1. what happens to the force required for an object to maintain circular motion if the period is halved (goes twice as fast around the circle)?

a) force doubles
b) force quadruples
c) force is halved
d) force is quartered

2. In a pulley problem involving an inclined plane:

a) the gravity need to be resolved into components
b) the tension need to be resolved into components
c) the friction need to be resolved into components
d) the direction convention is the same for both blocks

3. Which of the following statements is true:

a) a acceleration of free fall objects on Earth is approximately 9.8 m/s^2 [down]
b) heavier objects in free fall accelerate faster than light objects
c) in projectile motion, the initial speed is always equal to the final speed
d) none of the statements are true

1. To understand what happens to the force required for an object to maintain circular motion if the period (time to complete one revolution) is halved, we can use the concept of centripetal force. The centripetal force is the force directed toward the center of the circle that keeps an object in circular motion.

The formula for centripetal force is F = (m * v^2) / r, where F is the centripetal force, m is the mass of the object, v is the velocity of the object, and r is the radius of the circle.

When the period is halved, it means the object completes each revolution in half the time. This indicates that the object is moving faster around the circle.

To find the effect on the force required, we can analyze the formula. When the velocity of the object increases (as it moves faster), the square of the velocity (v^2) increases at a faster rate. So, if the velocity doubles, the v^2 term will be four times larger.

In this case, since the object is moving twice as fast around the circle, the velocity (v) becomes 2v. Substituting this into the formula, we get F = (m * (2v)^2) / r = 4 * (m * v^2) / r.

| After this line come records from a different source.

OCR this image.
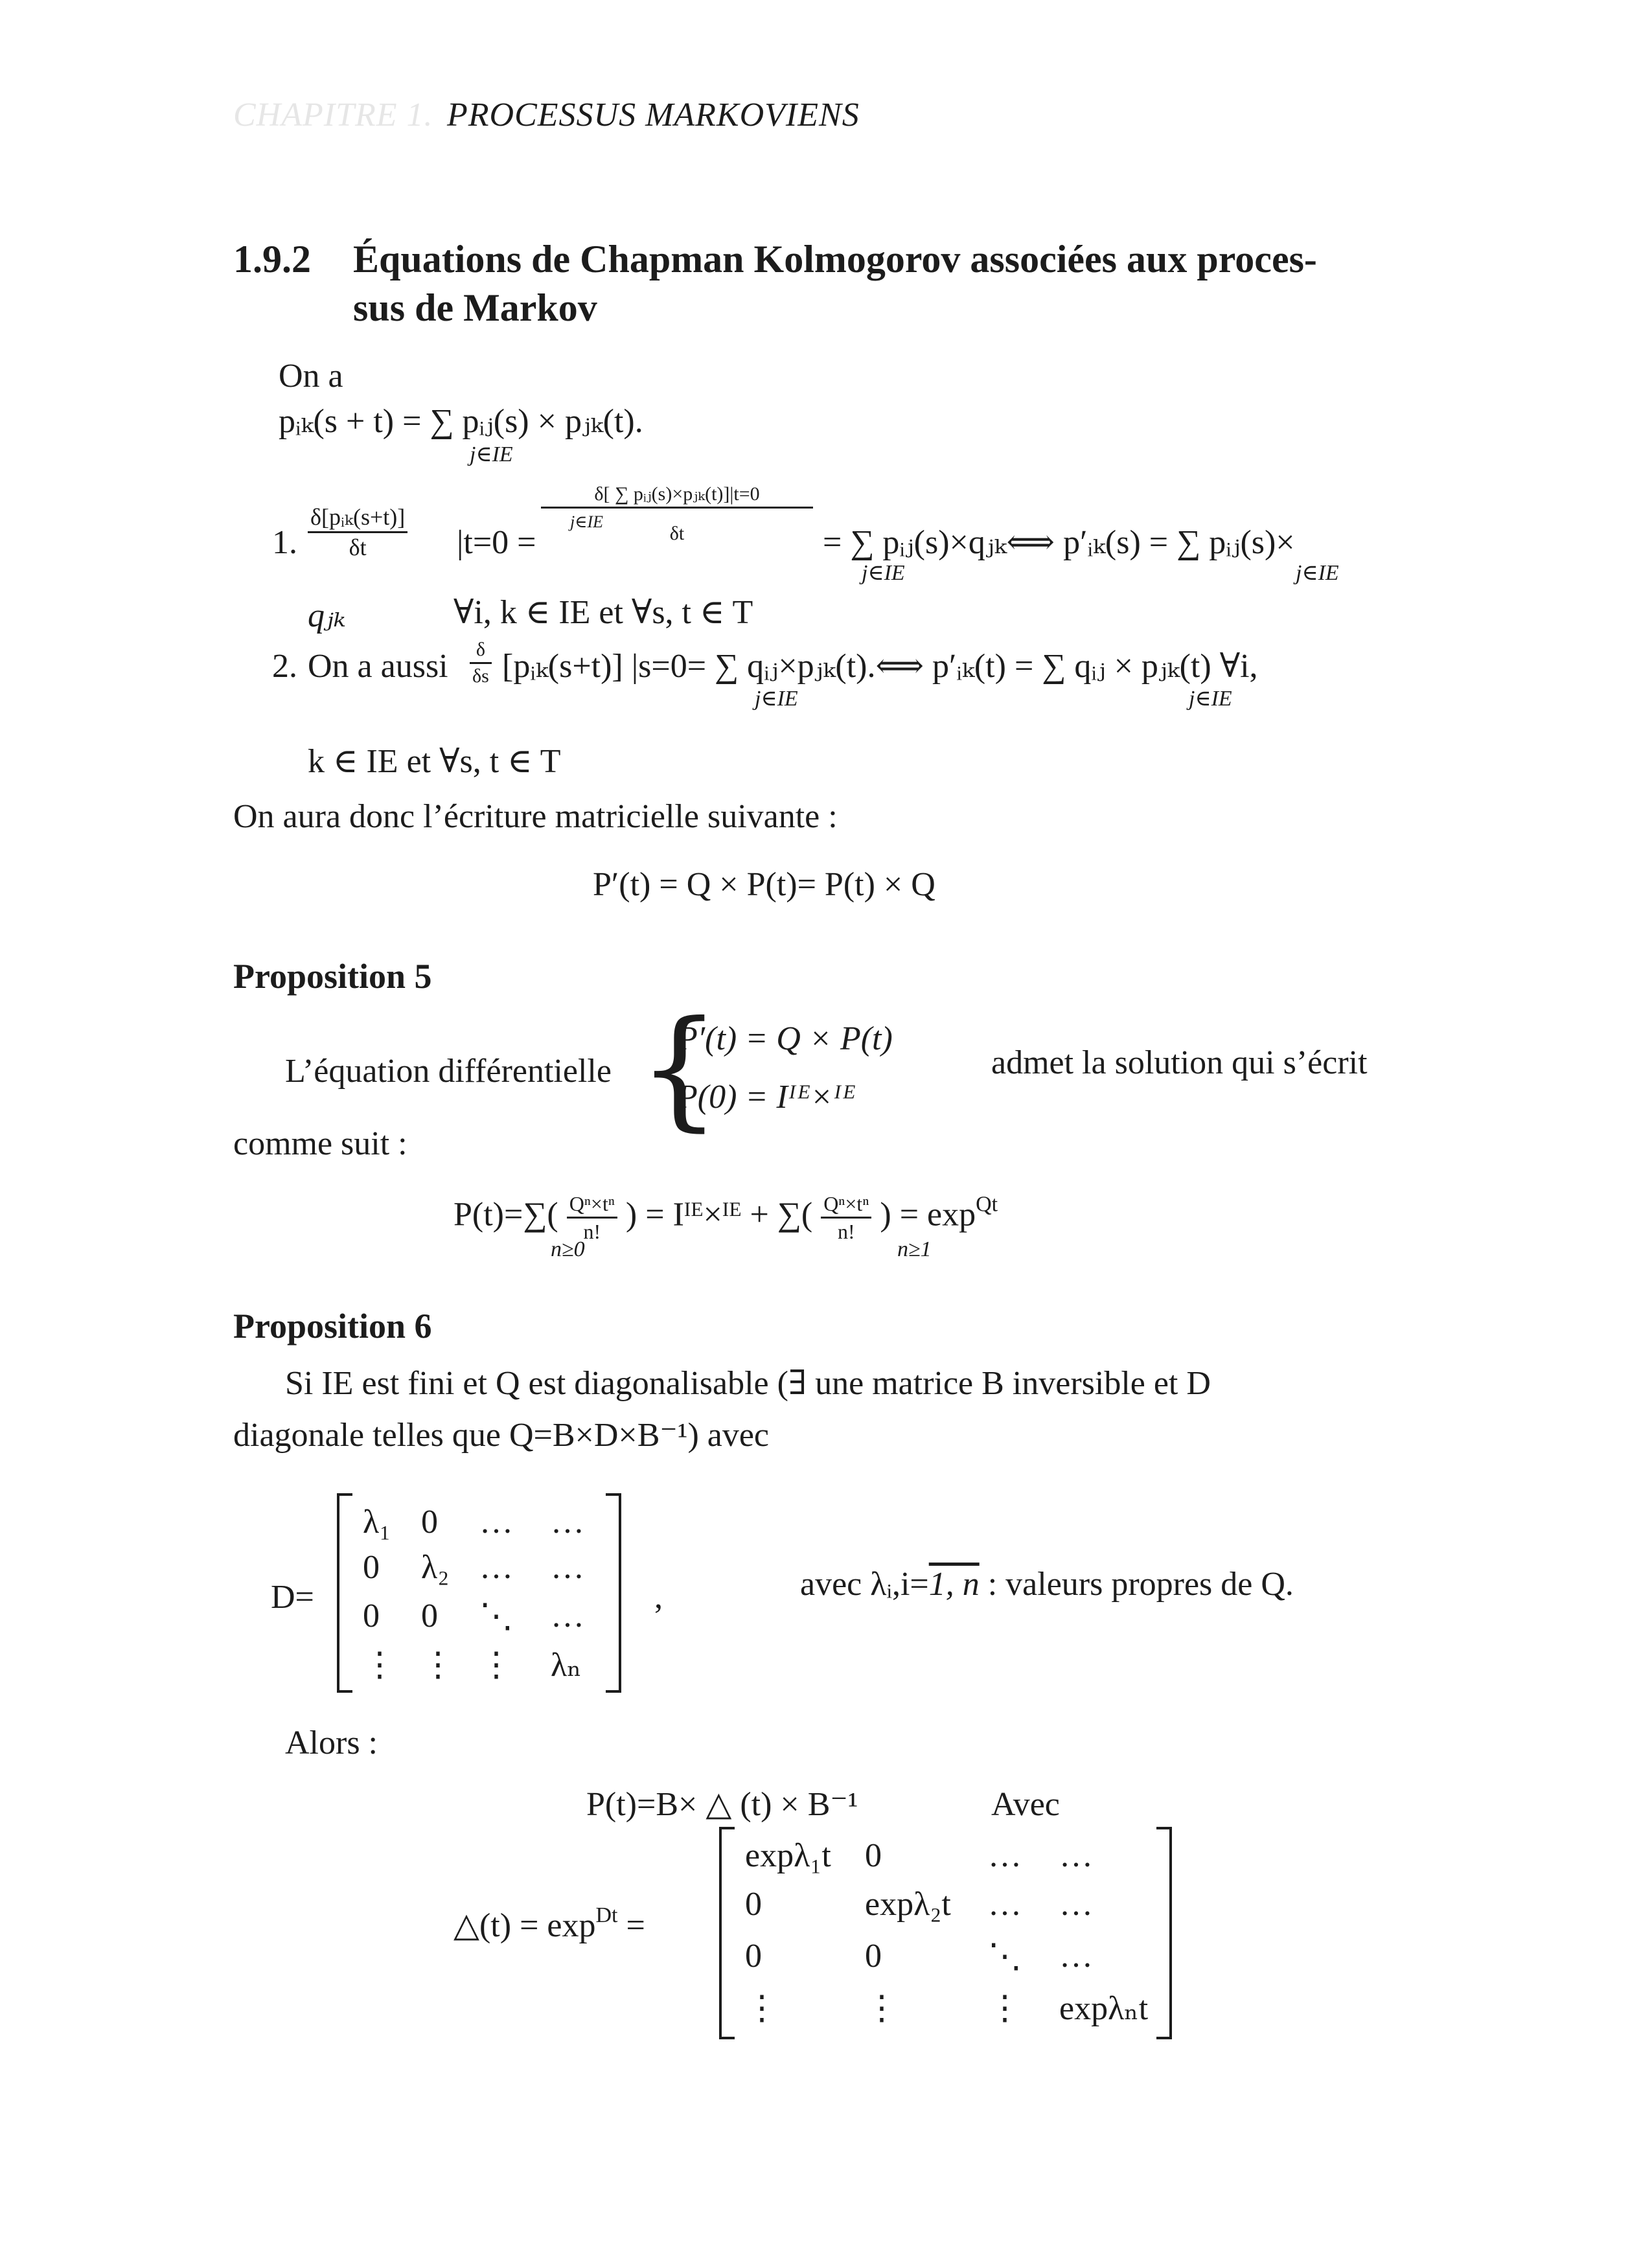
CHAPITRE 1. PROCESSUS MARKOVIENS
1.9.2 Équations de Chapman Kolmogorov associées aux proces-
sus de Markov
On a
pᵢₖ(s + t) = ∑ pᵢⱼ(s) × pⱼₖ(t).
j∈IE
1. $\frac{\text{δ[pᵢₖ(s+t)]}}{\delta t} |t=0 = \frac{\text{δ[ ∑ pᵢⱼ(s)×pⱼₖ(t)]|t=0}}{\delta t}$
j∈IE
= ∑ pᵢⱼ(s)×qⱼₖ⟺ p′ᵢₖ(s) = ∑ pᵢⱼ(s)×
j∈IE	j∈IE
qⱼₖ	∀i, k ∈ IE et ∀s, t ∈ T
2. On a aussi $\frac{\delta}{\delta s}$ [pᵢₖ(s+t)] |s=0= ∑ qᵢⱼ×pⱼₖ(t).⟺ p′ᵢₖ(t) = ∑ qᵢⱼ × pⱼₖ(t) ∀i,
j∈IE	j∈IE
k ∈ IE et ∀s, t ∈ T
On aura donc l’écriture matricielle suivante :
P′(t) = Q × P(t)= P(t) × Q
Proposition 5
L’équation différentielle {
P′(t) = Q × P(t)
P(0) = Iᴵᴱ×ᴵᴱ
admet la solution qui s’écrit
comme suit :
$P(t)=\sum( \frac{\text{Qⁿ×tⁿ}}{n!}$ ) = Iᴵᴱ×ᴵᴱ + ∑( $\frac{\text{Qⁿ×tⁿ}}{n!}$ ) = $\exp^{Qt}$
n≥0	n≥1
Proposition 6
Si IE est fini et Q est diagonalisable (∃ une matrice B inversible et D
diagonale telles que Q=B×D×B⁻¹) avec
D=
λ₁ 0 … …
0 λ₂ … …
0 0 ⋱ …
⋮ ⋮ ⋮ λₙ
,	avec λᵢ,i=1, n : valeurs propres de Q.
Alors :
P(t)=B× △ (t) × B⁻¹	Avec
△(t) = $\exp^{Dt}$ =
expλ₁t 0	… …
0	expλ₂t … …
0	0	⋱ …
⋮	⋮	⋮ expλₙt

Therefore, we can conclude that when the period is halved and the object is moving twice as fast, the force required to maintain circular motion quadruples. Hence, the correct answer is b) force quadruples.

2. In a pulley problem involving an inclined plane, there are several components that need to be considered.

First, we need to resolve the force of gravity acting on the objects into its components. The force of gravity usually has two components: one parallel to the inclined plane and one perpendicular to it.

Next, we need to resolve the tension in the rope (or cable) into components. The tension is the force transmitted along the rope and will depend on the situation and the angles involved. It can be resolved into components parallel and perpendicular to the inclined plane.

Third, we need to consider the friction force, which also acts on the inclined plane. Depending on the direction of motion and the coefficient of friction, the friction force may need to be resolved into components.

Lastly, it is important to define a consistent direction convention for both blocks and any forces involved, so that calculations and analysis can be done accurately.

Therefore, the correct answer is a) the gravity needs to be resolved into components.

3. Among the given statements, "a acceleration of free fall objects on Earth is approximately 9.8 m/s^2 [down]" is true. When an object falls freely under the influence of gravity on Earth, it experiences an acceleration of approximately 9.8 m/s^2 directed downward. This is often denoted as g, which represents the acceleration due to gravity near the Earth's surface.

The other statements are false:
- Heavier objects and lighter objects accelerate at the same rate in free fall, which means that they accelerate at approximately 9.8 m/s^2.
- In projectile motion, the initial speed and the final speed are not always equal. The final speed will depend on factors such as the launch angle, air resistance, and height of the projectile.
- Therefore, the correct answer is d) none of the statements are true.